I want to keep this short but I just keep on rambling (I told you when I say I’m always dreaming) but I started 2017 in a way that hurt a lot. Right now, I am unhappy. I haven’t been myself for a few months. It’s not that I am sad, it’s just that I’m not happy… but right now, I just feel like I am swimming and lost. Everything just happened so unexpectedly. I lost people. I lost people on New Years, really important people in my life. That one person I haven’t really stopped writing about but that is okay. I’m not going to complain about how it should’ve never happened or who was right or wrong because I’m not one to decide and things were going to happen whether I liked it or not but whoever you are reading this; if ever things go bad in life, and I’m talking about loss, like losing someone or being betrayed, I want you to know it’s not worth wondering the ‘what ifs’. Things will always happen whether you like it or not and everything happens because they are meant to happen. Don’t beg people to stay. Don’t ever, in a million years, beg anyone, ANYONE, to stay. Let them go. Let them walk around. If they are yours, they will come back. I mean it. I used to go for days thinking of ways to keep people around, to hold on to things, until I realized that if they really want you, they will find you. It’s not about letting go because if you could, you would, but it’s about letting things be. Nothing is in your hands and what will be, will be, because what is to come will always, always, be better than what has gone by. Time will heal.
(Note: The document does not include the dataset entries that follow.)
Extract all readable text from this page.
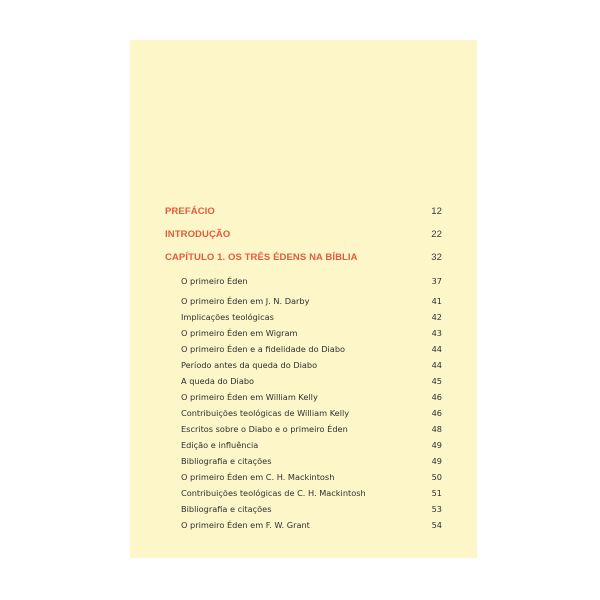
PREFÁCIO	12
INTRODUÇÃO	22
CAPÍTULO 1. OS TRÊS ÉDENS NA BÍBLIA	32
O primeiro Éden	37
O primeiro Éden em J. N. Darby	41
Implicações teológicas	42
O primeiro Éden em Wigram	43
O primeiro Éden e a fidelidade do Diabo	44
Período antes da queda do Diabo	44
A queda do Diabo	45
O primeiro Éden em William Kelly	46
Contribuições teológicas de William Kelly	46
Escritos sobre o Diabo e o primeiro Éden	48
Edição e influência	49
Bibliografia e citações	49
O primeiro Éden em C. H. Mackintosh	50
Contribuições teológicas de C. H. Mackintosh	51
Bibliografia e citações	53
O primeiro Éden em F. W. Grant	54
It’s going to take a while getting over this but I trust God. When you lose you breathe, trust, let go, accept, and see what happens.
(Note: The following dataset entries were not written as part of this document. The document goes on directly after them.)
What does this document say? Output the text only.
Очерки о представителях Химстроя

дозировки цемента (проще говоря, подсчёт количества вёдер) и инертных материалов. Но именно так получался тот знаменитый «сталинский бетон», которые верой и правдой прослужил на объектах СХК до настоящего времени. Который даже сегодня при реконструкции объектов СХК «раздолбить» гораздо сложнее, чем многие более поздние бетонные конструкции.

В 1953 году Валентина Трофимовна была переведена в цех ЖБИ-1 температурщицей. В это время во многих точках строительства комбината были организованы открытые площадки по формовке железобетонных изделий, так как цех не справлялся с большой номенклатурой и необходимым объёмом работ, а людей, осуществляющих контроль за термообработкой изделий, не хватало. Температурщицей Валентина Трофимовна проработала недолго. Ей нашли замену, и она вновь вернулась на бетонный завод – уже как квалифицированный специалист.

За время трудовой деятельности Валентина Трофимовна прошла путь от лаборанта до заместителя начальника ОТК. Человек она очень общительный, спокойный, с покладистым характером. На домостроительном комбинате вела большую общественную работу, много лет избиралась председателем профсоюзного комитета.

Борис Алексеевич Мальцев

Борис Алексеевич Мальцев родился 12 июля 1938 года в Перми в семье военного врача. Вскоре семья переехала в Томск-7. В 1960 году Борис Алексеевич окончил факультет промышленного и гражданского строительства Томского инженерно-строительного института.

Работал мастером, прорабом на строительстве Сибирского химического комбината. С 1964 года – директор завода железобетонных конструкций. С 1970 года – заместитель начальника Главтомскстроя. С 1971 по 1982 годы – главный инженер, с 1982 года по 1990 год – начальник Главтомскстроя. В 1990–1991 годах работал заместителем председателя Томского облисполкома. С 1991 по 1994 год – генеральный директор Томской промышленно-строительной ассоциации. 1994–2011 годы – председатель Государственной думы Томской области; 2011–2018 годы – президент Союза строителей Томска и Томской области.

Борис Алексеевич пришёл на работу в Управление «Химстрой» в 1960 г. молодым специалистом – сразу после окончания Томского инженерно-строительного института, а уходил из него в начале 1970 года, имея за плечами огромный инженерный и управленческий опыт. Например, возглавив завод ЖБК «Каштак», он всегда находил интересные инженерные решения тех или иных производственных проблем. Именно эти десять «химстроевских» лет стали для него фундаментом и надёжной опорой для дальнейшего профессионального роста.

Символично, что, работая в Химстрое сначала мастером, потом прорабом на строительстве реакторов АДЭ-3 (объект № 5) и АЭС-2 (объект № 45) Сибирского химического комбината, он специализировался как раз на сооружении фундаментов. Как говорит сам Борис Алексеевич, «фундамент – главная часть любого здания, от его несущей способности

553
And if you ever come to read this, both of you, I’m not mad. I’m… sad. And (girl), I don’t hate you. It’s okay. And you, I don’t know what to say to you.
I don’t know how else to explain than to say I am Brooke Davis from One Tree Hill. I’ve never watched a character that portrayed me so much. You’ll never meet another Brooke. Brooke is the life of the party, she is many things, but Brooke is filled with angst. Brooke won’t tell you though, except you will know because she is Brooke. You know Brooke. She is a person of nostalgia. You know that she is always thinking of you. You also know that if you called Brooke, she will pick up, but you won’t, but you will always watch her from afar. She’s Brooke.
My whole love life is Brooke Davis’. And I don’t know if that’s a sad thing but I do know that with time, love will store again.